“About the greatest song ever written about America”

Greatest guitar slogan ever. Click to hear a version lacking the verse on hunger.

When most of our everyday words — lectures, readings, the stuff on meeting agendas — fail to move us, it may be song lyrics that bring us most quickly back to understanding the magical power words possess.  There’s probably no better song to sum up what “Words Are Roads: Yellowstone” is all about than Woody Guthrie’s “This Land Is Your Land.”

It may be, as the Boss himself has said, “about the greatest song ever written about America.”  Springsteen, in this moving 1985 tribute to the song, knew the simple and elegant lyrics transport us to the plains and seashores and mountains, but also that they address some of the contradictions that keep us from enjoying what should belong, by all rights, to everybody.

Click on the picture for Todd Snider's take on

Click for Todd Snider’s take on “This Land is Your Land,” with a bonus reference to “Fortunate Son.”

Guthrie’s lyrics, first written in 1940, originally contained two verses about private property and hunger that later were dropped from the shorter version most people are familiar with. The song has a fascinating history that demonstrates how words live on and inspire artists and other people from different eras.

Among my favorite responses to the original Guthrie work is Todd Snider’s “This Land is Our Land.” Snider’s lyrics immediately call to mind the more pastoral elements of Guthrie’s work primarily because of their caustic, contradictory vision of an America comprising “paper plates and plastic trees, styrofoam and antifreeze.”

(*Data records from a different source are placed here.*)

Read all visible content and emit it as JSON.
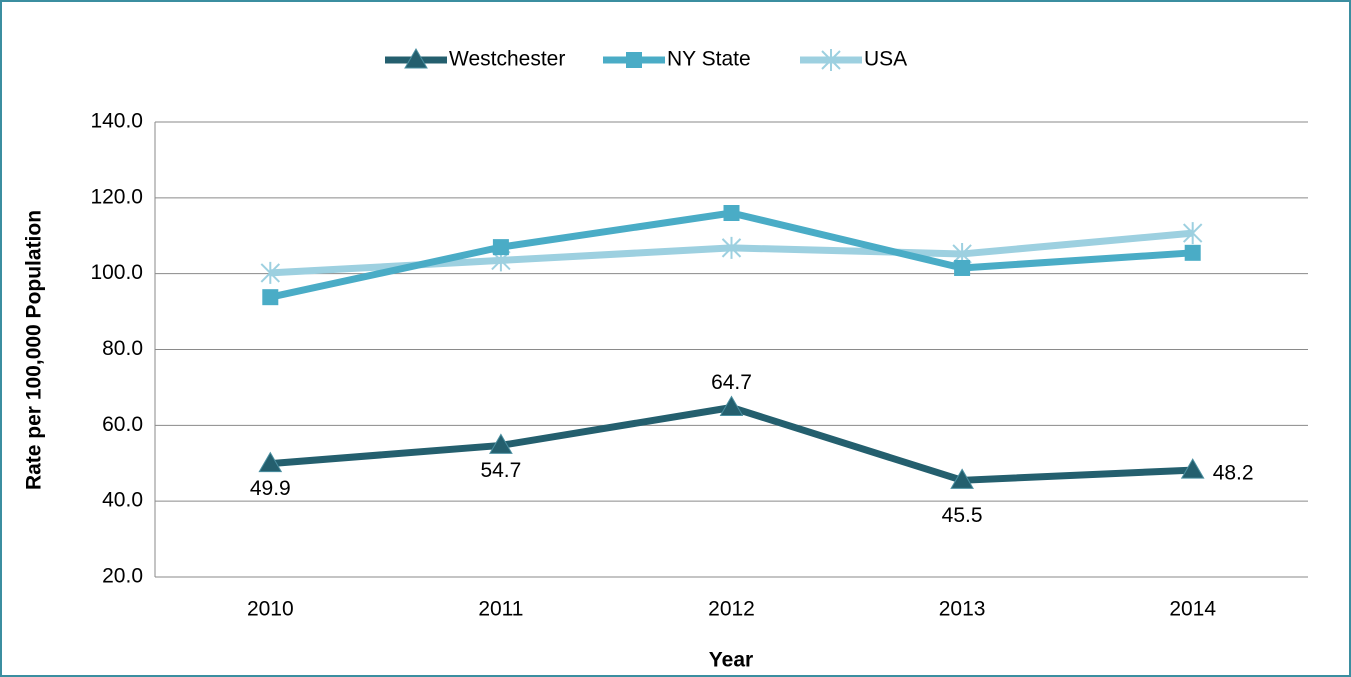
{
  "chart_data": {
    "type": "line",
    "y_label": "Rate per 100,000 Population",
    "x_label": "Year",
    "categories": [
      "2010",
      "2011",
      "2012",
      "2013",
      "2014"
    ],
    "series": [
      {
        "name": "Westchester",
        "color": "#245f6e",
        "marker": "triangle",
        "labels": true,
        "values": [
          49.9,
          54.7,
          64.7,
          45.5,
          48.2
        ]
      },
      {
        "name": "NY State",
        "color": "#4aacc6",
        "marker": "square",
        "values": [
          93.8,
          107.0,
          116.0,
          101.5,
          105.5
        ]
      },
      {
        "name": "USA",
        "color": "#9dd0e0",
        "marker": "asterisk",
        "values": [
          100.2,
          103.5,
          106.8,
          105.2,
          110.7
        ]
      }
    ],
    "ylim": [
      20,
      140
    ],
    "yticks": [
      {
        "value": 20,
        "label": "20.0"
      },
      {
        "value": 40,
        "label": "40.0"
      },
      {
        "value": 60,
        "label": "60.0"
      },
      {
        "value": 80,
        "label": "80.0"
      },
      {
        "value": 100,
        "label": "100.0"
      },
      {
        "value": 120,
        "label": "120.0"
      },
      {
        "value": 140,
        "label": "140.0"
      }
    ],
    "grid": true,
    "legend": "top"
  }
}
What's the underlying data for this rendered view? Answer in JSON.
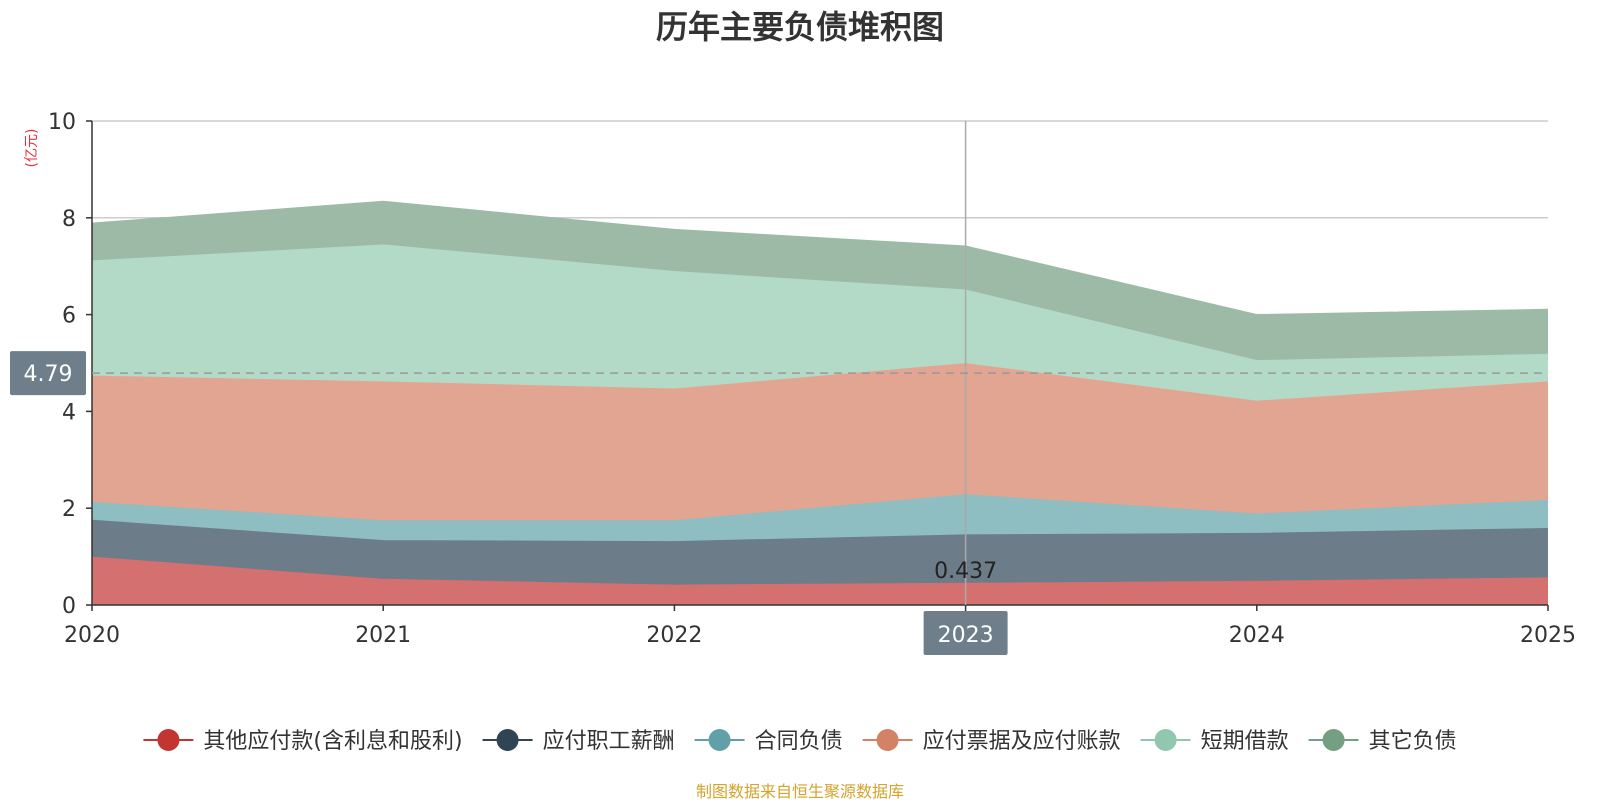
{
  "chart_data": {
    "type": "area",
    "stacked": true,
    "title": "历年主要负债堆积图",
    "unit_label": "(亿元)",
    "x": [
      "2020",
      "2021",
      "2022",
      "2023",
      "2024",
      "2025"
    ],
    "ylim": [
      0,
      10
    ],
    "yticks": [
      "0",
      "2",
      "4",
      "6",
      "8",
      "10"
    ],
    "grid": true,
    "legend_position": "bottom",
    "series": [
      {
        "name": "其他应付款(含利息和股利)",
        "color": "#c23531",
        "fill": "#d4706f",
        "values": [
          0.98,
          0.52,
          0.4,
          0.437,
          0.48,
          0.55
        ]
      },
      {
        "name": "应付职工薪酬",
        "color": "#2f4554",
        "fill": "#6c7c88",
        "values": [
          0.76,
          0.8,
          0.9,
          1.0,
          0.99,
          1.02
        ]
      },
      {
        "name": "合同负债",
        "color": "#61a0a8",
        "fill": "#8ebdc2",
        "values": [
          0.37,
          0.41,
          0.43,
          0.83,
          0.4,
          0.58
        ]
      },
      {
        "name": "应付票据及应付账款",
        "color": "#d48265",
        "fill": "#e1a591",
        "values": [
          2.61,
          2.87,
          2.72,
          2.71,
          2.33,
          2.45
        ]
      },
      {
        "name": "短期借款",
        "color": "#91c7ae",
        "fill": "#b2dac7",
        "values": [
          2.38,
          2.83,
          2.43,
          1.52,
          0.84,
          0.57
        ]
      },
      {
        "name": "其它负债",
        "color": "#749f83",
        "fill": "#9cbaa6",
        "values": [
          0.78,
          0.9,
          0.87,
          0.91,
          0.95,
          0.93
        ]
      }
    ],
    "highlight": {
      "category": "2023",
      "axis_pointer_value": "4.79",
      "data_label": "0.437",
      "reference_value": 4.79
    },
    "source_note": "制图数据来自恒生聚源数据库"
  }
}
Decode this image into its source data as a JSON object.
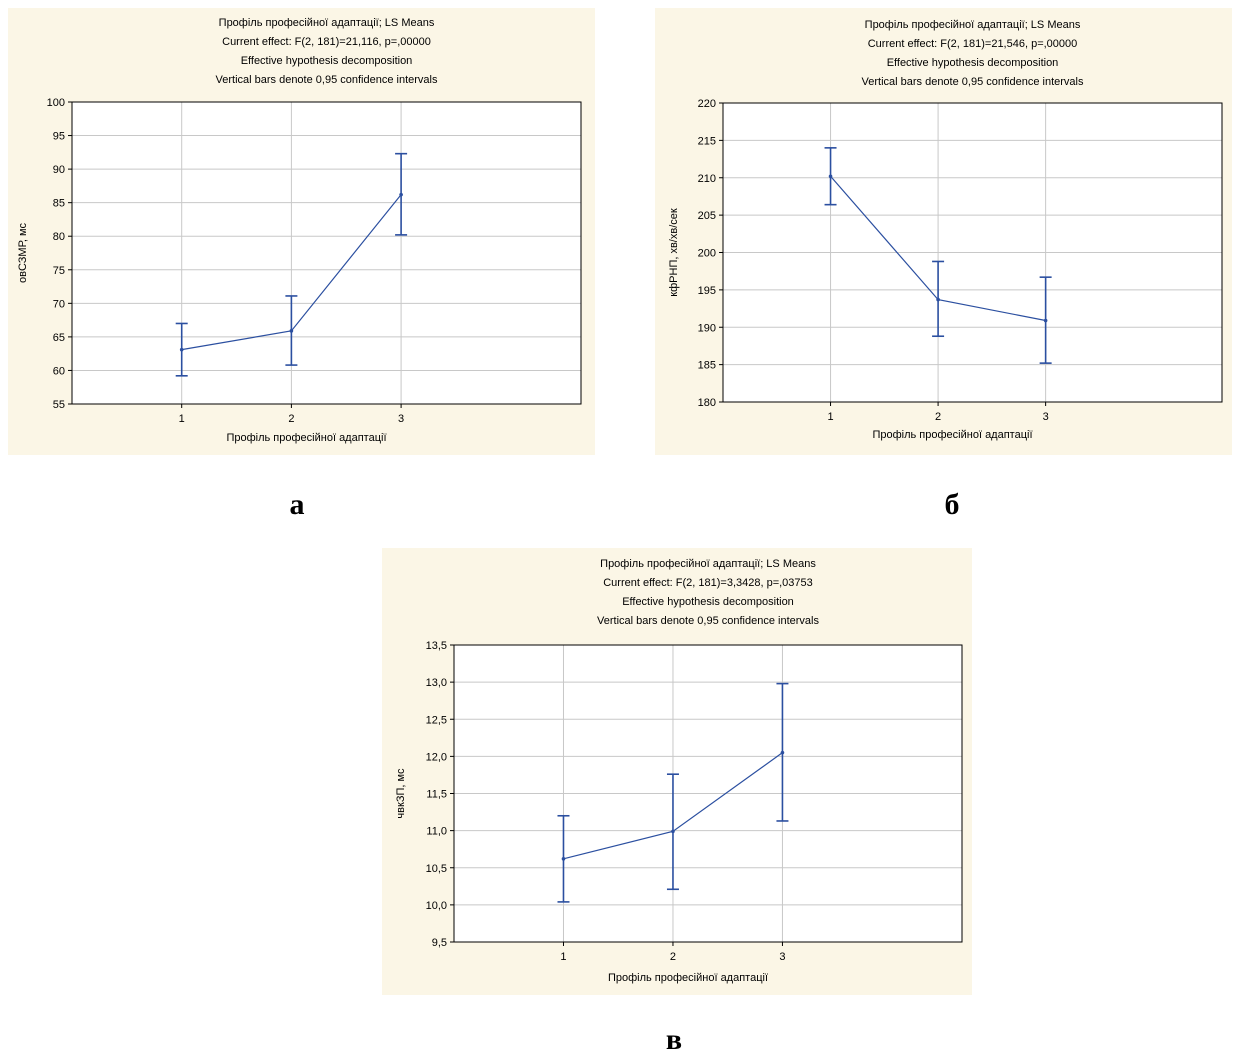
{
  "chart_data": [
    {
      "type": "line",
      "title_lines": [
        "Профіль професійної адаптації; LS Means",
        "Current effect: F(2, 181)=21,116, p=,00000",
        "Effective hypothesis decomposition",
        "Vertical bars denote 0,95 confidence intervals"
      ],
      "xlabel": "Профіль професійної адаптації",
      "ylabel": "овСЗМР, мс",
      "categories": [
        "1",
        "2",
        "3"
      ],
      "series": [
        {
          "values": [
            63.1,
            65.9,
            86.2
          ],
          "ci_low": [
            59.2,
            60.8,
            80.2
          ],
          "ci_high": [
            67.0,
            71.1,
            92.3
          ]
        }
      ],
      "ylim": [
        55,
        100
      ],
      "yticks": [
        55,
        60,
        65,
        70,
        75,
        80,
        85,
        90,
        95,
        100
      ],
      "ytick_labels": [
        "55",
        "60",
        "65",
        "70",
        "75",
        "80",
        "85",
        "90",
        "95",
        "100"
      ],
      "grid": true,
      "color": "#2b4fa0"
    },
    {
      "type": "line",
      "title_lines": [
        "Профіль професійної адаптації; LS Means",
        "Current effect: F(2, 181)=21,546, p=,00000",
        "Effective hypothesis decomposition",
        "Vertical bars denote 0,95 confidence intervals"
      ],
      "xlabel": "Профіль професійної адаптації",
      "ylabel": "кфРНП, хв/хв/сек",
      "categories": [
        "1",
        "2",
        "3"
      ],
      "series": [
        {
          "values": [
            210.2,
            193.7,
            190.9
          ],
          "ci_low": [
            206.4,
            188.8,
            185.2
          ],
          "ci_high": [
            214.0,
            198.8,
            196.7
          ]
        }
      ],
      "ylim": [
        180,
        220
      ],
      "yticks": [
        180,
        185,
        190,
        195,
        200,
        205,
        210,
        215,
        220
      ],
      "ytick_labels": [
        "180",
        "185",
        "190",
        "195",
        "200",
        "205",
        "210",
        "215",
        "220"
      ],
      "grid": true,
      "color": "#2b4fa0"
    },
    {
      "type": "line",
      "title_lines": [
        "Профіль професійної адаптації; LS Means",
        "Current effect: F(2, 181)=3,3428, p=,03753",
        "Effective hypothesis decomposition",
        "Vertical bars denote 0,95 confidence intervals"
      ],
      "xlabel": "Профіль професійної адаптації",
      "ylabel": "чвкЗП, мс",
      "categories": [
        "1",
        "2",
        "3"
      ],
      "series": [
        {
          "values": [
            10.62,
            10.99,
            12.05
          ],
          "ci_low": [
            10.04,
            10.21,
            11.13
          ],
          "ci_high": [
            11.2,
            11.76,
            12.98
          ]
        }
      ],
      "ylim": [
        9.5,
        13.5
      ],
      "yticks": [
        9.5,
        10.0,
        10.5,
        11.0,
        11.5,
        12.0,
        12.5,
        13.0,
        13.5
      ],
      "ytick_labels": [
        "9,5",
        "10,0",
        "10,5",
        "11,0",
        "11,5",
        "12,0",
        "12,5",
        "13,0",
        "13,5"
      ],
      "grid": true,
      "color": "#2b4fa0"
    }
  ],
  "labels": {
    "a": "а",
    "b": "б",
    "c": "в"
  }
}
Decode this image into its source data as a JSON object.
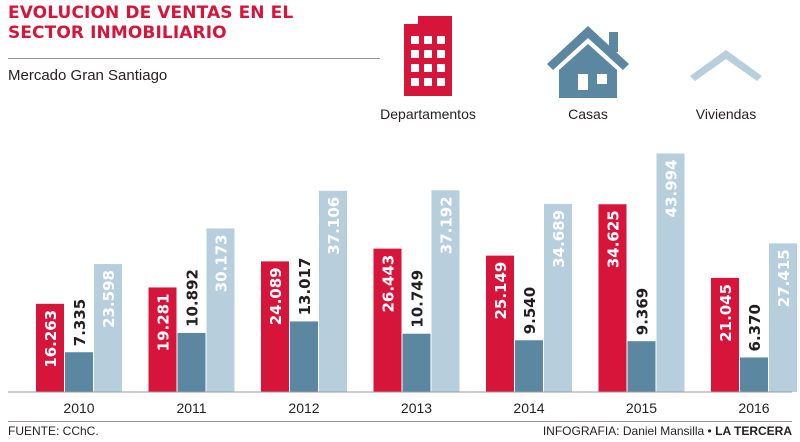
{
  "header": {
    "title": "EVOLUCION DE VENTAS EN EL SECTOR INMOBILIARIO",
    "subtitle": "Mercado Gran Santiago"
  },
  "legend": [
    {
      "label": "Departamentos",
      "icon": "apartment-building-icon",
      "color": "#d7153a"
    },
    {
      "label": "Casas",
      "icon": "house-icon",
      "color": "#5b87a0"
    },
    {
      "label": "Viviendas",
      "icon": "roof-icon",
      "color": "#b7cfdd"
    }
  ],
  "chart_data": {
    "type": "bar",
    "title": "EVOLUCION DE VENTAS EN EL SECTOR INMOBILIARIO",
    "subtitle": "Mercado Gran Santiago",
    "categories": [
      "2010",
      "2011",
      "2012",
      "2013",
      "2014",
      "2015",
      "2016"
    ],
    "series": [
      {
        "name": "Departamentos",
        "color": "#d7153a",
        "values": [
          16263,
          19281,
          24089,
          26443,
          25149,
          34625,
          21045
        ],
        "labels": [
          "16.263",
          "19.281",
          "24.089",
          "26.443",
          "25.149",
          "34.625",
          "21.045"
        ]
      },
      {
        "name": "Casas",
        "color": "#5b87a0",
        "values": [
          7335,
          10892,
          13017,
          10749,
          9540,
          9369,
          6370
        ],
        "labels": [
          "7.335",
          "10.892",
          "13.017",
          "10.749",
          "9.540",
          "9.369",
          "6.370"
        ]
      },
      {
        "name": "Viviendas",
        "color": "#b7cfdd",
        "values": [
          23598,
          30173,
          37106,
          37192,
          34689,
          43994,
          27415
        ],
        "labels": [
          "23.598",
          "30.173",
          "37.106",
          "37.192",
          "34.689",
          "43.994",
          "27.415"
        ]
      }
    ],
    "ylim": [
      0,
      45000
    ],
    "grid": false,
    "legend_position": "top-right"
  },
  "footer": {
    "source": "FUENTE: CChC.",
    "credit_prefix": "INFOGRAFIA: Daniel Mansilla •",
    "credit_brand": "LA TERCERA"
  }
}
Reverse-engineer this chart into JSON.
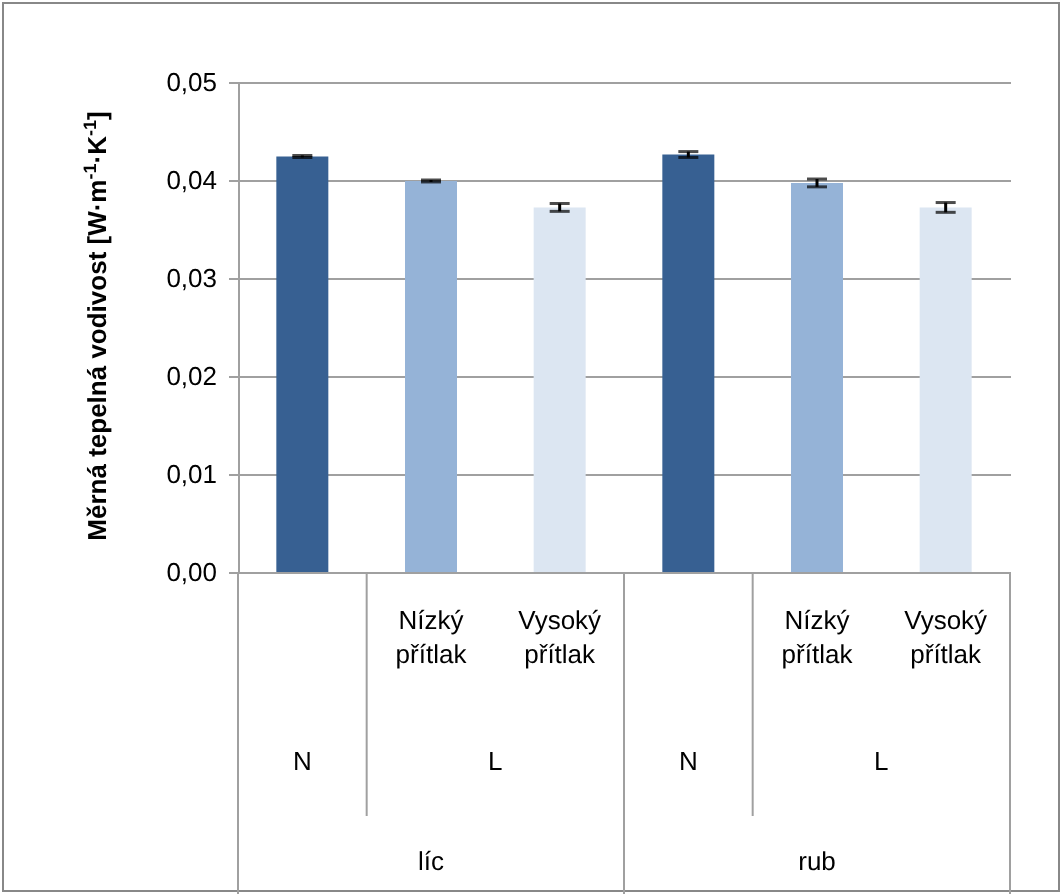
{
  "chart_data": {
    "type": "bar",
    "ylabel": "Měrná tepelná vodivost [W·m$^{-1}$·K$^{-1}$]",
    "categories": [
      null,
      "Nízký přítlak",
      "Vysoký přítlak",
      null,
      "Nízký přítlak",
      "Vysoký přítlak"
    ],
    "values": [
      0.0424,
      0.0399,
      0.0372,
      0.0426,
      0.0397,
      0.0372
    ],
    "errors": [
      0.0001,
      0.0001,
      0.0004,
      0.0003,
      0.0004,
      0.0005
    ],
    "colors": [
      "#376092",
      "#95b3d7",
      "#dce6f2",
      "#376092",
      "#95b3d7",
      "#dce6f2"
    ],
    "ylim": [
      0,
      0.05
    ],
    "yticks": [
      {
        "value": 0,
        "label": "0,00"
      },
      {
        "value": 0.01,
        "label": "0,01"
      },
      {
        "value": 0.02,
        "label": "0,02"
      },
      {
        "value": 0.03,
        "label": "0,03"
      },
      {
        "value": 0.04,
        "label": "0,04"
      },
      {
        "value": 0.05,
        "label": "0,05"
      }
    ],
    "grid": "y",
    "annotations": [
      "N",
      "L",
      "líc",
      "N",
      "L",
      "rub"
    ]
  }
}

When “Words are Roads” heads out under Guthrie’s endless skyway, we’ll be listening to Snider, Springsteen and, of course, Woody himself.  We’ll hope their words, among those of many others, will help us answer our big question: how do we reconcile our need to enjoy and protect nature with our desire for economic development?

The idea for this course came, as I’ve noted elsewhere, from the big idea that was the Yellowstone Trail itself and the words that helped the idea become reality.  Snider makes direct reference to the negative consequences of such big ideas — a theme we’ll explore frequently — but as a huge fan of both Snider and Springsteen, I see plenty of hope, optimism and humor in the work of both men, who are certainly carrying on in the best tradition of Woody Guthrie.

As Springsteen notes, “With countries, just like people, it’s easy to let the best of yourselves slip away.”   Guthrie’s song is the greatest because it gets “right to the heart of what our country was supposed to be about,” Springsteen says, even though many people may not believe it to be true anymore.

“But I know,” the Boss concludes, ” … that it oughta be.”